In the bundling procedure, first, an edge-to-edge adjacency matrix EA ij is constructed using f mix(u i ,v j ) and G raw. EA ij is an n × n matrix that describes the adjacency between all edge pairs in signal mixing, i.e., the closer two edges are in mixing, the more likely they are to reflect the same underlying true interaction(s). Next, a hierarchical clustering algorithm is applied to EA ij so that the resulting raw edge clusters become hyperedges, in which all raw edges are close to each other in signal mixing but far away from the raw edges assigned to other hyperedges.

Further, one can remove small hyperedges whose number of constituent raw edges is below a threshold.
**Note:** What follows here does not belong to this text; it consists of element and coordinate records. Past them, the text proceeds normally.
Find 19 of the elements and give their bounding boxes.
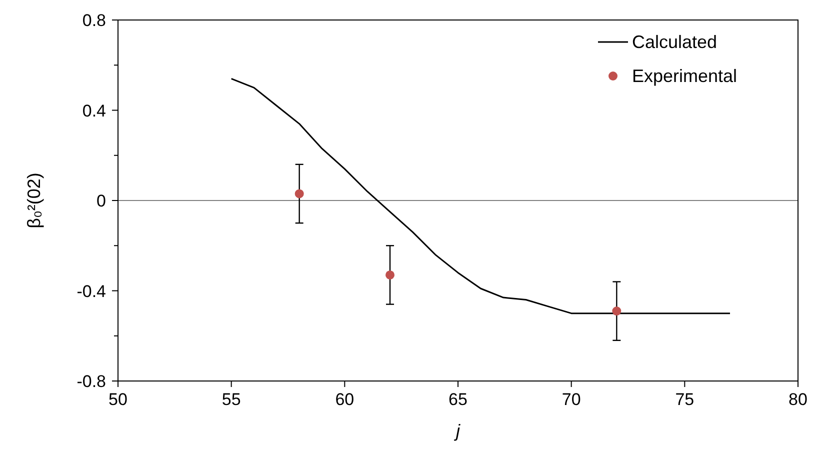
y-tick-label: -0.8 (76, 372, 106, 391)
y-tick-label: -0.4 (76, 282, 106, 301)
y-tick-label: 0 (96, 192, 106, 210)
point (294, 189, 304, 198)
y-tick-label: 0.4 (82, 101, 106, 120)
x-tick-label: 75 (675, 390, 694, 409)
x-tick-label: 80 (788, 390, 808, 409)
x-tick-label: 50 (108, 390, 128, 409)
legend-label: Calculated (632, 32, 718, 52)
x-tick-label: 65 (448, 390, 468, 409)
point (612, 306, 622, 316)
y-tick-label: 0.8 (82, 11, 106, 30)
x-tick-label: 55 (222, 390, 241, 409)
legend-label: Experimental (632, 66, 738, 86)
y-axis-title: β₀²(02) (24, 172, 44, 228)
x-axis-title: j (453, 421, 461, 441)
point (386, 270, 394, 280)
x-tick-label: 60 (335, 390, 354, 409)
x-tick-label: 70 (562, 390, 581, 409)
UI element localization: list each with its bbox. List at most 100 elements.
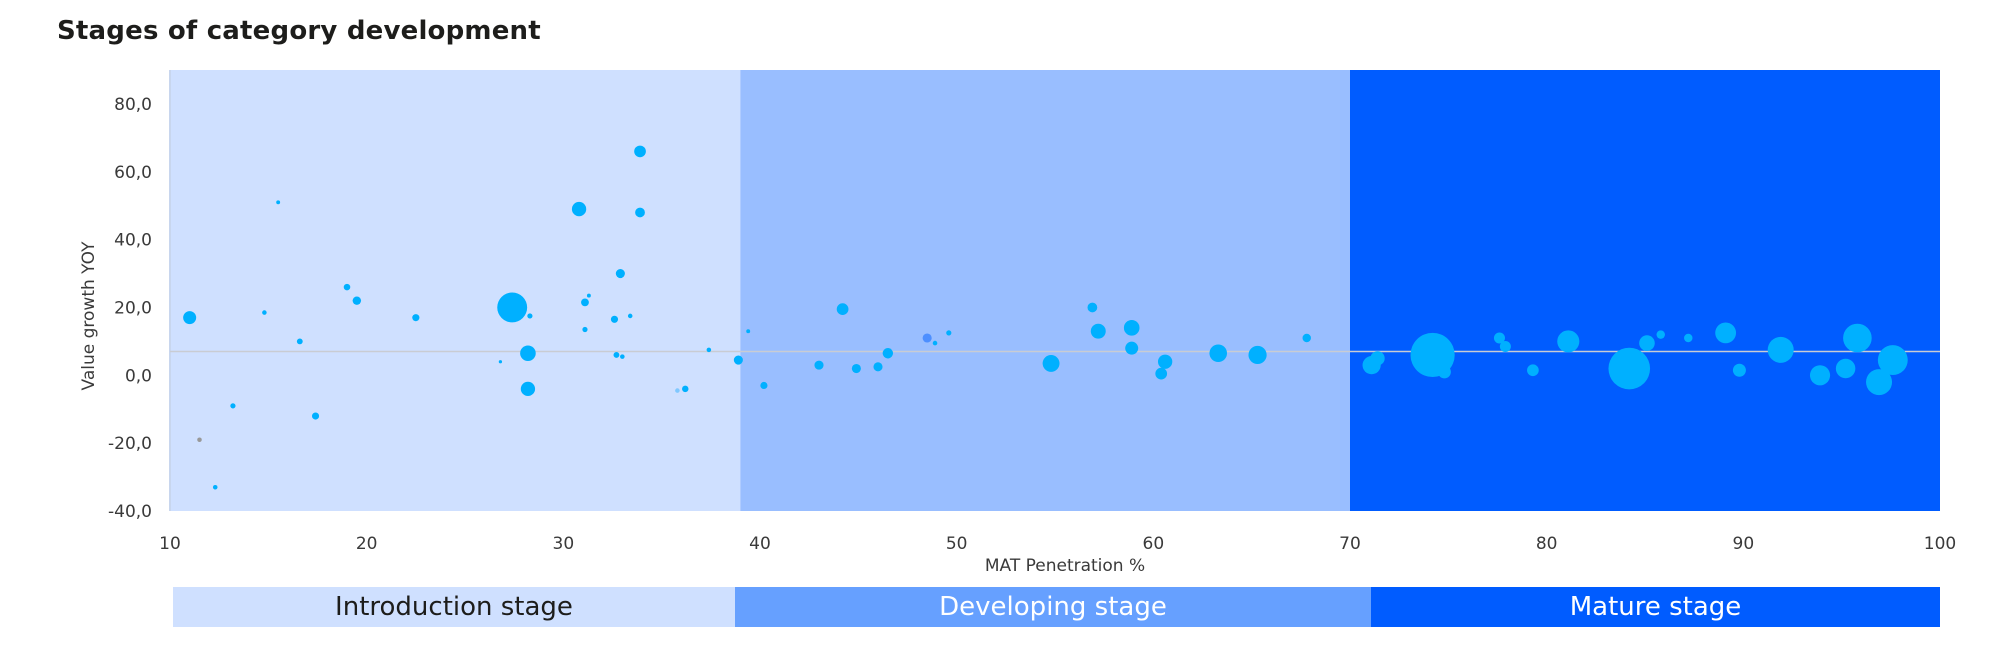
- x-tick-label: 20: [356, 534, 378, 554]
- region-1: [740, 70, 1350, 511]
- data-point: [1087, 302, 1098, 313]
- data-point: [1123, 320, 1140, 336]
- data-point: [1248, 345, 1267, 365]
- data-point: [1684, 333, 1693, 343]
- data-point: [1843, 323, 1872, 353]
- stage-label-2: Mature stage: [1371, 587, 1940, 627]
- chart-title: Stages of category development: [57, 16, 541, 46]
- data-point: [634, 145, 646, 158]
- data-point: [1715, 322, 1737, 344]
- data-point: [746, 329, 751, 334]
- data-point: [498, 360, 503, 364]
- data-point: [814, 360, 824, 370]
- data-point: [1499, 340, 1511, 352]
- data-point: [1608, 347, 1651, 390]
- data-point: [343, 283, 351, 291]
- data-point: [675, 388, 680, 393]
- data-point: [276, 200, 281, 205]
- y-tick-labels: 80,0 60,0 40,0 20,0 0,0 -20,0 -40,0: [108, 95, 152, 522]
- data-point: [1437, 365, 1451, 379]
- data-point: [615, 268, 625, 279]
- data-point: [497, 292, 528, 323]
- data-point: [571, 201, 587, 217]
- data-point: [1302, 333, 1311, 343]
- x-tick-label: 40: [749, 534, 771, 554]
- data-point: [586, 293, 591, 298]
- x-axis-label: MAT Penetration %: [985, 556, 1145, 576]
- data-point: [582, 326, 588, 333]
- stage-label-1: Developing stage: [735, 587, 1371, 627]
- data-point: [230, 403, 236, 409]
- data-point: [1732, 363, 1746, 377]
- x-tick-label: 90: [1733, 534, 1755, 554]
- data-point: [1527, 364, 1539, 377]
- data-point: [1493, 332, 1505, 344]
- x-tick-label: 10: [159, 534, 181, 554]
- data-point: [197, 437, 202, 443]
- y-tick-label: 40,0: [114, 231, 152, 251]
- data-point: [527, 313, 533, 319]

These hyperedges are more likely to represent false positives, although a small fraction of true positives may also be lost in the process.This can be seen in simulated data, where this approach can convert a raw graph of 900 edges, of which the vast majority are false positives, into a hypergraph of a few dozen hyperedges (Fig. 4d, e). Hyperedge bundling hence appears to be a promising solution to the problem of spurious edges and can theoretically be applied to graphs obtained with any interaction metric and source reconstruction method.